2. Wat de variaties in de mestbemonstering betreft, heb ik de Kamer
toegezegd de mogelijkheid van introductie van een aanvullend
systeem van demping te onderzoeken dat de nadelige gevolgen van
deze variaties zou moeten inperken. De afgelopen maanden heb ik
nader onderzoek gedaan naar de mogelijkheden van een systeem van
demping.
Uit een analyse van de MINAS-aangiften door Bureau Heffingen
blijkt dat van de grondloze veehouderijbedrijven die sinds 1998
verfijnd aangifte doen meer dan 85% over de afgelopen jaren op een
belastbare hoeveelheid van nul is uitgekomen of een mineralensaldo
heeft opgebouwd. Bij deze analyse is rekening gehouden met de
aangekondigde wijziging van de forfaits voor de vaststelling van
de mineralen in aan- en afgevoerde varkens. De oorzaak van deze
ontwikkeling is op basis van de bij Bureau Heffingen bekende
gegevens niet exact vast te stellen. Mogelijke oorzaken voor de
opbouw van mineralensaldo's zouden kunnen zijn: mineralenvoorraden
waarmee bedrijven bij de start van MINAS zijn begonnen, ruimte in
de verliesnormen in de voorbije jaren en te ruim vastgestelde
forfaits binnen MINAS (bijvoorbeeld voor stikstofvervluchtiging
uit de stal). Uit de analyse van Bureau Heffingen kan evenmin
exact worden vastgesteld bij welk deel van de bedrijven en van de
heffingen sprake is van onbedoelde heffingen, omdat de heffingen
(deels) terecht kunnen zijn verschuldigd.

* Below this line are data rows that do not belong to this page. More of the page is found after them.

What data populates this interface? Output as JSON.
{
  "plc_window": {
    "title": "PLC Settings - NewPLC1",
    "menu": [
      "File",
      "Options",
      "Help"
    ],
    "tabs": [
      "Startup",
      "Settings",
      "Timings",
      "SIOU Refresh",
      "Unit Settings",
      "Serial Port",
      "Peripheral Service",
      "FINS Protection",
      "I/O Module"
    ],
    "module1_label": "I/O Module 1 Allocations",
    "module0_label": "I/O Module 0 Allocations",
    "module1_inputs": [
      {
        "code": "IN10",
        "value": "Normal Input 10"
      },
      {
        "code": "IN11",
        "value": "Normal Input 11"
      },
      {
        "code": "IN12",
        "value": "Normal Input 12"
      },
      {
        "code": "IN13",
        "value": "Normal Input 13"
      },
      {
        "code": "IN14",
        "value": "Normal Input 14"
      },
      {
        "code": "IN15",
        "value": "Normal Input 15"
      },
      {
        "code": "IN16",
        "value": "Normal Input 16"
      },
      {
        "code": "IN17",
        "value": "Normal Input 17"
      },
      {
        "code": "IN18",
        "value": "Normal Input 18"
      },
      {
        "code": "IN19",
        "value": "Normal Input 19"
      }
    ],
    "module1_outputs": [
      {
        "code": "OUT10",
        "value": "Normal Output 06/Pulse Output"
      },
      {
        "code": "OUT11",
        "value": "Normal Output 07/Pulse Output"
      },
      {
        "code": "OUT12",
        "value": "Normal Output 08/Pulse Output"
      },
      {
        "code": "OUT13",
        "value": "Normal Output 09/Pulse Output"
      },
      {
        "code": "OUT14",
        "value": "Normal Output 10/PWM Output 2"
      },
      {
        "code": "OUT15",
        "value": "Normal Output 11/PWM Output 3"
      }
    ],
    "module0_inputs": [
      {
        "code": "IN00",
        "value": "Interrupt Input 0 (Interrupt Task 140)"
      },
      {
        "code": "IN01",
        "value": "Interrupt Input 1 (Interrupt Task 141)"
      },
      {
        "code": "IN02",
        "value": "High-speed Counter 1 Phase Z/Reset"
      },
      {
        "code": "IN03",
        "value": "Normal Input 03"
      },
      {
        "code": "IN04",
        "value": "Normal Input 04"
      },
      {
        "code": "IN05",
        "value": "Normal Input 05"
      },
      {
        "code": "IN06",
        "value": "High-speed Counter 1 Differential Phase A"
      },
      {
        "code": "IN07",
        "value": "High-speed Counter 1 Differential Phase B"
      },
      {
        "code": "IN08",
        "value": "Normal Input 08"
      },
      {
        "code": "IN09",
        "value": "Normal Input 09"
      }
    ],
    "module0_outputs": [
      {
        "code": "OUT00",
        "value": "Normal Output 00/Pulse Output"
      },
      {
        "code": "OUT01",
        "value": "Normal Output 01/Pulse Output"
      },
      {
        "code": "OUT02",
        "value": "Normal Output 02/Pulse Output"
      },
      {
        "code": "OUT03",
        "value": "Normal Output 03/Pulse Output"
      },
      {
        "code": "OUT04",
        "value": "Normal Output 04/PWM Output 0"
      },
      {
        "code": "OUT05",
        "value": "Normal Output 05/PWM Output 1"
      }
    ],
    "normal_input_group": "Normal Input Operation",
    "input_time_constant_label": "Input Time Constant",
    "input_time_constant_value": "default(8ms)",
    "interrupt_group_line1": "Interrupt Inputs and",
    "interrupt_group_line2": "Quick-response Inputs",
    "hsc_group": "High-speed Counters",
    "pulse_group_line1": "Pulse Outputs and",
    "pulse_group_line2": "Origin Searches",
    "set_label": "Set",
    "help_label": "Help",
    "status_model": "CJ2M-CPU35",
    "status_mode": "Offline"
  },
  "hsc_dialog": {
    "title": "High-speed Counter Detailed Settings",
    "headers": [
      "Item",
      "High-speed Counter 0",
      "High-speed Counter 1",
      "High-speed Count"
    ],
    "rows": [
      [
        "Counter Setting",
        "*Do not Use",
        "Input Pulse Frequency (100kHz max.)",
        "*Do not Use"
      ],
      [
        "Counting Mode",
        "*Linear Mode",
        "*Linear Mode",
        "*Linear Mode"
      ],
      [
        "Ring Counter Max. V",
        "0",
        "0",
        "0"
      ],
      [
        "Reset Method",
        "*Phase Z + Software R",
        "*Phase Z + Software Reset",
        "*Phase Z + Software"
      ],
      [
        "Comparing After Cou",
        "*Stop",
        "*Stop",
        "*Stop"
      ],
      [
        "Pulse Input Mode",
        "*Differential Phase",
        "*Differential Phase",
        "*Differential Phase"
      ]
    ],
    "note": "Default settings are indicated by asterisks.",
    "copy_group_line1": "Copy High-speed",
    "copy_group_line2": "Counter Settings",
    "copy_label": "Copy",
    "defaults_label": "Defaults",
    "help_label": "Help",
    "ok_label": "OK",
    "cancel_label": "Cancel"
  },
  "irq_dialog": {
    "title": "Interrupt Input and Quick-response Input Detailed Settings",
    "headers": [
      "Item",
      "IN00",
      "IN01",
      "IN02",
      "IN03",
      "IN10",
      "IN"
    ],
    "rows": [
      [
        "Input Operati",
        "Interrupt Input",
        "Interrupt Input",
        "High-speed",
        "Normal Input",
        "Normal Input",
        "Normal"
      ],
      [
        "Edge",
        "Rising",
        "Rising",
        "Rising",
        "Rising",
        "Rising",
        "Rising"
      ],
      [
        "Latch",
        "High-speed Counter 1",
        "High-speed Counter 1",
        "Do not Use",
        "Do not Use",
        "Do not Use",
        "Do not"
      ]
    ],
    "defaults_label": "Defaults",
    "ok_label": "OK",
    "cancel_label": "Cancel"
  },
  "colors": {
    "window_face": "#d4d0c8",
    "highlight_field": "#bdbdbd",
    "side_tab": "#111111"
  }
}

Ik kom tot de conclusie dat de variaties in de mestbemonstering,
als belangrijkste mogelijke oorzaak van het MINAS-gat, niet
structureel tot heffingen leiden.
Overwegingen voor aanvullende maatregelen
Naast bovenvermelde analyse van het MINAS-gat wijs ik u voorts op de
maatschappelijke consultatie over het meer forfaitair maken van MINAS
die thans plaatsvindt. Een mogelijke uitkomst hiervan is dat de
bemonstering van mest wordt vervangen door een forfaitair vastgesteld
mineralengehalte. In die situatie zal naar verwachting bij bedrijven
geen MINAS-gat van enige omvang meer ontstaan. Ik zal u over de
mogelijkheden van een forfaitair stelsel in maart nader informeren.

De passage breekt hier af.